Inject 25 milligrams per kilogram Texas Red-dextran into the jugular vein of the recipient rat to stain the bloodstream and five milligrams per kilogram Hoechest 33342 to stain the cell nuclei. To quantify the lymphocyte dynamics, define lymphocytes adhering to the high endothelial venules for more than 30 seconds as adhesive lymphocytes and those immigrating from the high endothelial venules to stroma as migrating lymphocytes. Then calculate the average percentage of migration in each field of view.
This protocol was used to collect naive gut tropic lymphocytes and observe their migration in rat Peyer's patches. Microscopic images of the Peyer's patches are shown here. The nuclei of vascular endothelial cells are stained blue.
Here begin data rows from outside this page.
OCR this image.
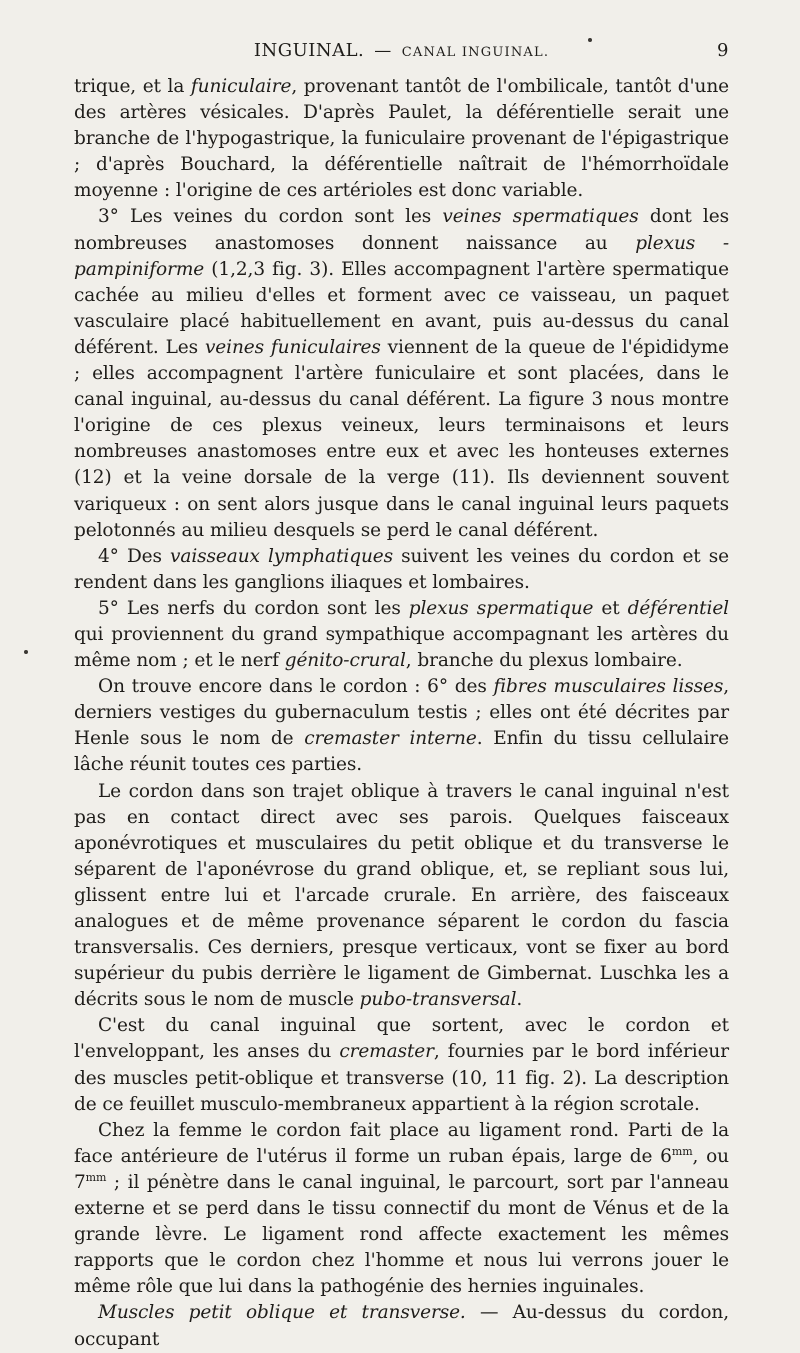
INGUINAL. — CANAL INGUINAL.	9

trique, et la funiculaire, provenant tantôt de l'ombilicale, tantôt d'une des artères vésicales. D'après Paulet, la déférentielle serait une branche de l'hypogastrique, la funiculaire provenant de l'épigastrique ; d'après Bouchard, la déférentielle naîtrait de l'hémorrhoïdale moyenne : l'origine de ces artérioles est donc variable.

3° Les veines du cordon sont les veines spermatiques dont les nombreuses anastomoses donnent naissance au plexus - pampiniforme (1,2,3 fig. 3). Elles accompagnent l'artère spermatique cachée au milieu d'elles et forment avec ce vaisseau, un paquet vasculaire placé habituellement en avant, puis au-dessus du canal déférent. Les veines funiculaires viennent de la queue de l'épididyme ; elles accompagnent l'artère funiculaire et sont placées, dans le canal inguinal, au-dessus du canal déférent. La figure 3 nous montre l'origine de ces plexus veineux, leurs terminaisons et leurs nombreuses anastomoses entre eux et avec les honteuses externes (12) et la veine dorsale de la verge (11). Ils deviennent souvent variqueux : on sent alors jusque dans le canal inguinal leurs paquets pelotonnés au milieu desquels se perd le canal déférent.

4° Des vaisseaux lymphatiques suivent les veines du cordon et se rendent dans les ganglions iliaques et lombaires.

5° Les nerfs du cordon sont les plexus spermatique et déférentiel qui proviennent du grand sympathique accompagnant les artères du même nom ; et le nerf génito-crural, branche du plexus lombaire.

On trouve encore dans le cordon : 6° des fibres musculaires lisses, derniers vestiges du gubernaculum testis ; elles ont été décrites par Henle sous le nom de cremaster interne. Enfin du tissu cellulaire lâche réunit toutes ces parties.

Le cordon dans son trajet oblique à travers le canal inguinal n'est pas en contact direct avec ses parois. Quelques faisceaux aponévrotiques et musculaires du petit oblique et du transverse le séparent de l'aponévrose du grand oblique, et, se repliant sous lui, glissent entre lui et l'arcade crurale. En arrière, des faisceaux analogues et de même provenance séparent le cordon du fascia transversalis. Ces derniers, presque verticaux, vont se fixer au bord supérieur du pubis derrière le ligament de Gimbernat. Luschka les a décrits sous le nom de muscle pubo-transversal.

C'est du canal inguinal que sortent, avec le cordon et l'enveloppant, les anses du cremaster, fournies par le bord inférieur des muscles petit-oblique et transverse (10, 11 fig. 2). La description de ce feuillet musculo-membraneux appartient à la région scrotale.

Chez la femme le cordon fait place au ligament rond. Parti de la face antérieure de l'utérus il forme un ruban épais, large de $6^{mm}$, ou $7^{mm}$ ; il pénètre dans le canal inguinal, le parcourt, sort par l'anneau externe et se perd dans le tissu connectif du mont de Vénus et de la grande lèvre. Le ligament rond affecte exactement les mêmes rapports que le cordon chez l'homme et nous lui verrons jouer le même rôle que lui dans la pathogénie des hernies inguinales.

Muscles petit oblique et transverse. — Au-dessus du cordon, occupant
The blood plasma is red, and the blood flow is detected by the flow of unstained cells. Gut tropic lymphocytes stained green can be seen adhering to high endothelial venules. When performing this protocol, keep in mind that the preparation to create the optimal environment for cannulation is important, including the exposure of the thoracic duct and adjustment of the positional relationship between the thoracic duct and the catheter running parallel.
Observing the lymphocytes dynamics in the Peyer's patches under several conditions may be are foundations for future research of gut immunity.